Sobre níveis ou graus de inteligência, os mitos dizem respeito à crença de que a inteligência pode ser quantificada, como também pode ser traduzida em números ou coeficientes. Nesta categoria foram listados: (a) a pessoa com altas habilidades é apenas aquela que tem um QI excepcional; (b) pessoas talentosas, mas não com altas habilidades (quando se destacam nas áreas artísticas); e (c) as pessoas inteligentes também são criativas, na mesma proporção.

Citados por Pérez (2003) como “um dos fantasmas mais assustadores” para os superdotados, os mitos sobre desempenho dizem respeito às expectativas baseadas no desempenho acadêmico.

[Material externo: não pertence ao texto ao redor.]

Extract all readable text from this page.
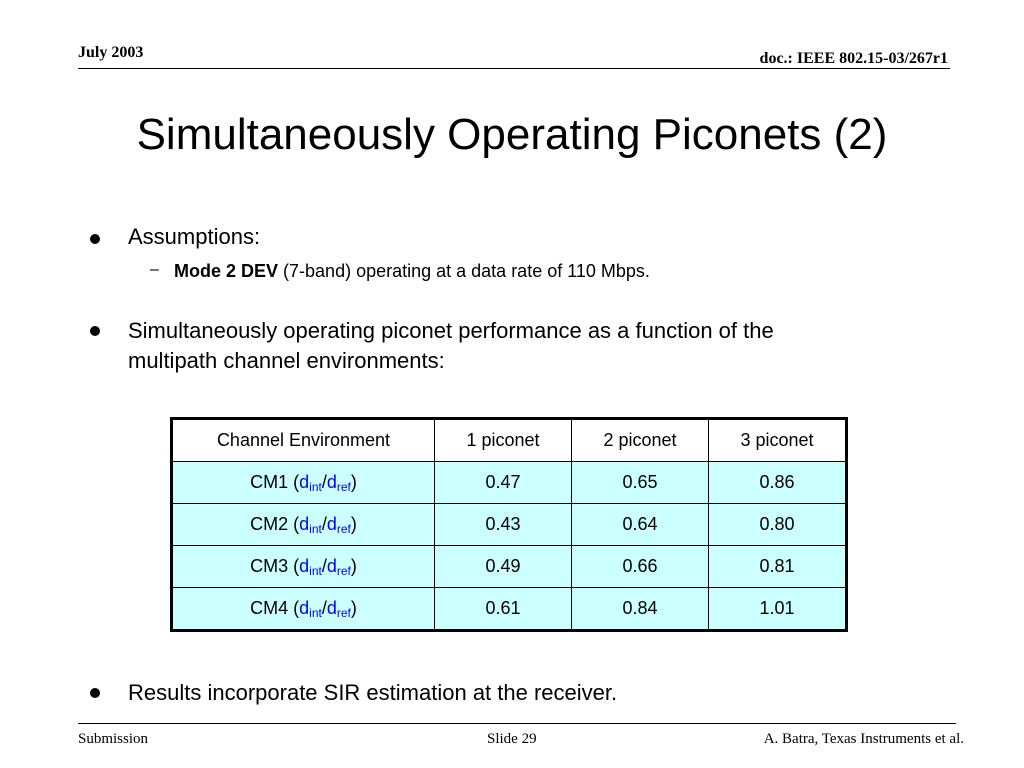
July 2003	doc.: IEEE 802.15-03/267r1
Simultaneously Operating Piconets (2)
Assumptions:
– Mode 2 DEV (7-band) operating at a data rate of 110 Mbps.
Simultaneously operating piconet performance as a function of the
multipath channel environments:
Channel Environment	1 piconet	2 piconet	3 piconet
CM1 (dint/dref)	0.47	0.65	0.86
CM2 (dint/dref)	0.43	0.64	0.80
CM3 (dint/dref)	0.49	0.66	0.81
CM4 (dint/dref)	0.61	0.84	1.01
Results incorporate SIR estimation at the receiver.
Submission	Slide 29	A. Batra, Texas Instruments et al.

Aqui foram compiladas as seguintes afirmações: (a) a pessoa com altas habilidades se destaca em todas as áreas de desenvolvimento humano – superdotação global; e (b) a pessoa com altas habilidades se destaca em todas as áreas do currículo escolar, tendo sempre boas notas.

Em relação às implicações do comportamento devido à da superdotação, chamados pela autora de mitos sobre consequência, foram listados os seguintes mitos: (a) a pessoa com altas habilidades desenvolve doenças mentais, desajustamento social e instabilidade emocional; (b) o QI se mantém estável durante toda a vida; (c) crianças com altas habilidades serão adultos eminentes; (d) tudo é fácil para a pessoa com altas habilidades; e (e) as pessoas com altas habilidades se autoeducam, não precisam de ninguém.

E por fim, os mitos sobre atendimento tratam das abordagens de atendimento que se configuram por: (a) pessoas com altas habilidades não precisam de atendimento educacional especial; (b) o atendimento especial fomenta a criação de uma elite; (c) alunos com altas habilidades devem ir a escolas especiais; (d) a aceleração é a abordagem de atendimento mais

correta para os alunos com altas habilidades; e (e) não se deve incentivar o agrupamento de pessoas com altas habilidades.

Uma vez que a compilação e categorização dos mitos sobre a superdotação, feita por Pérez (2003), agrega vários autores do cenário brasileiro e internacional, neste estudo, serão utilizados os dados desse trabalho para nortear a coleta de dados. Acredita-se que, dessa forma, a pesquisa abordará dados sobre ideias errôneas acerca das altas habilidades/superdotação de forma mais abrangente.